Les neuf juges constitutionnels devront dire si la loi de financement rectificative de la sécurité sociale pour 2023, dont la mesure-phare (le report de l’âge légal de départ à la retraite de 62 à 64 ans) cristallise toutes les oppositions, est conforme à la Constitution. Il y a huit jours, des députés et sénateurs de gauche, et des députés du Rassemblement national (RN), ont déposé trois recours contre le texte.
Ces élus d’opposition critiquent le véhicule choisi par le gouvernement pour sa réforme, un projet de loi de financement rectificative de la sécurité sociale (PLFSSR), via l’article 47.1 de la Constitution, ayant permis d’examiner le texte dans un temps restreint. Celui-ci a été adopté sans vote le 16 mars, grâce à l’article 49.3 de la Constitution. Ils reprochent aussi à l’exécutif d’avoir produit une information « insincère » en multipliant les déclarations contradictoires sur plusieurs points de la réforme, le montant de la pension minimum, notamment.

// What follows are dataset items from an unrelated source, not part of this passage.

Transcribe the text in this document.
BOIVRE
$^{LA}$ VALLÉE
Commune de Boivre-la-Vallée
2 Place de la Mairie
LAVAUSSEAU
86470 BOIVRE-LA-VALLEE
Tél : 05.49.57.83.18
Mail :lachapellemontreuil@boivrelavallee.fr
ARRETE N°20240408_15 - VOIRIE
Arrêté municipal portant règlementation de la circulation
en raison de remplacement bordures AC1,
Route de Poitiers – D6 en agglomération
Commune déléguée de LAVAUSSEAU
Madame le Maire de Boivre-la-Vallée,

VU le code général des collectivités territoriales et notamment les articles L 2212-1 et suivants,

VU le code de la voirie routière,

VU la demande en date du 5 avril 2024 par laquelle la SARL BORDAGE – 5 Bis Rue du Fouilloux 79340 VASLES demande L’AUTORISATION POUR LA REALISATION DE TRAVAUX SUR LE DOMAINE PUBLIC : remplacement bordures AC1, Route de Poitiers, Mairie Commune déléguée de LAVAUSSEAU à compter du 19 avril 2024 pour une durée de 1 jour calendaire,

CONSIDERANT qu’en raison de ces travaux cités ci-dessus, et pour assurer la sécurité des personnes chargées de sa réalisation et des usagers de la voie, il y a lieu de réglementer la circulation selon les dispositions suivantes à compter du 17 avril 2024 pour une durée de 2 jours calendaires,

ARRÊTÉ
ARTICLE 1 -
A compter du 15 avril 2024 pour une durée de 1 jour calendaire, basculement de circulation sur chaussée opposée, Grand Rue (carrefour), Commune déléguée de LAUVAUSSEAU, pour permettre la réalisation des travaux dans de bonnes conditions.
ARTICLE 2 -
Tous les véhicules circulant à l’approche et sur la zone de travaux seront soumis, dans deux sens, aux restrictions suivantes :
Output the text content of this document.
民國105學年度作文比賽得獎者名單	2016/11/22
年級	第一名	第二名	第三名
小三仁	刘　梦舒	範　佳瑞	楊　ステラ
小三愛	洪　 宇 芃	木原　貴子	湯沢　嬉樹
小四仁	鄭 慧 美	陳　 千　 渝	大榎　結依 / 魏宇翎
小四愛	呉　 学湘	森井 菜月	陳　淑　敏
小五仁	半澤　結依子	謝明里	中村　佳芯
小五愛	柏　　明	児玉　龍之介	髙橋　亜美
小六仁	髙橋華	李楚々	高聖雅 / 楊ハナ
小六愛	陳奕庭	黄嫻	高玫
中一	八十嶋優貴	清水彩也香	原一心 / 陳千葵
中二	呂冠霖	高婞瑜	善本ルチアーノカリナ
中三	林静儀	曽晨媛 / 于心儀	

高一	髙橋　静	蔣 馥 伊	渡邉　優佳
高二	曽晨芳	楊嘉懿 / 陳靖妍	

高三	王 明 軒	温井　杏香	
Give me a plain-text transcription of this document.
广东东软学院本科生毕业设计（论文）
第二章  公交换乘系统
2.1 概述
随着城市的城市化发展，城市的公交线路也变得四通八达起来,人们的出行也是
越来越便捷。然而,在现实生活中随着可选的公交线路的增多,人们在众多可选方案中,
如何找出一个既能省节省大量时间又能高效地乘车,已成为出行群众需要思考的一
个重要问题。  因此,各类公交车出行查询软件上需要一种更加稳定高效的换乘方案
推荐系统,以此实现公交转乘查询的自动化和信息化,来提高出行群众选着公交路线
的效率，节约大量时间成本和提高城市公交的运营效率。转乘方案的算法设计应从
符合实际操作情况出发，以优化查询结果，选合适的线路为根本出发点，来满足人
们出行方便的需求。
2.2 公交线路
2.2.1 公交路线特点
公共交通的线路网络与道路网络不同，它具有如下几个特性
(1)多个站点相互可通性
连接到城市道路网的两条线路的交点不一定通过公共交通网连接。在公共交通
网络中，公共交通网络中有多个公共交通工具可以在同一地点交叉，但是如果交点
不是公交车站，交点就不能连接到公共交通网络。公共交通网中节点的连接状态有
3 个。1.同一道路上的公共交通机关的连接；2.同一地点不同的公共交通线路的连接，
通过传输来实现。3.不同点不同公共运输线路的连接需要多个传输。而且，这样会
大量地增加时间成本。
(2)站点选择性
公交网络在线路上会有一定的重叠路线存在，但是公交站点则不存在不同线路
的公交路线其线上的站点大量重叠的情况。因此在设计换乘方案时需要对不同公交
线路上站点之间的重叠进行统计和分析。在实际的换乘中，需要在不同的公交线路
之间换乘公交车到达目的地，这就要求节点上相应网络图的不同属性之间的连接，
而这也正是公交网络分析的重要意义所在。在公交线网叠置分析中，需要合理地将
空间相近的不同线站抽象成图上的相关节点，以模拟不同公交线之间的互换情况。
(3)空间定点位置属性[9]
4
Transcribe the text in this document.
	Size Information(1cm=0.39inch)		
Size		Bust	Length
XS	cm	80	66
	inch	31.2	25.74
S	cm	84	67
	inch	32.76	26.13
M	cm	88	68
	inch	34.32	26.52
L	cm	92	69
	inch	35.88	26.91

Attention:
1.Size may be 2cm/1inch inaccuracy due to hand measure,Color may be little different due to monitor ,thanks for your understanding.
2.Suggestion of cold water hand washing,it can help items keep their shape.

Prenant les devants, la première ministre, Elisabeth Borne, a elle aussi saisi la juridiction sur cette loi, « eu égard à l’importance de la réforme qu’elle porte », précise la secrétaire générale du gouvernement, Claire Landais, dans un courrier adressé à Laurent Fabius, le 21 mars. Le Conseil doit également se prononcer sur la recevabilité de la demande de référendum d’initiative partagée (RIP) lancée par 250 parlementaires d’opposition.
Intense pression
La pression est intense sur ses neuf membres, nommés par le président de la République et les présidents de l’Assemblée nationale et du Sénat. « Une annulation [de la loi] offrirait une sortie de crise pour tout le monde », veut croire – et il n’est pas le seul – le député (Parti socialiste, PS) Boris Vallaud, selon lequel cette décision comporte aussi une « dimension existentielle » pour l’institution du Palais-Royal.
En 2006, celle-ci avait été soumise à une pression analogue, alors que les manifestations se durcissaient contre la loi sur l’égalité des chances et le contrat première embauche (CPE) de Dominique de Villepin. Le Conseil avait déclaré le texte conforme à la Constitution, « alors que cela aurait pu aider le gouvernement que nous le censurions », reconnaît aujourd’hui la sociologue Dominique Schnapper, qui a participé à la délibération. Enlisé, Jacques Chirac avait promulgué la loi dans la foulée mais réclamé que celle-ci ne soit pas appliquée.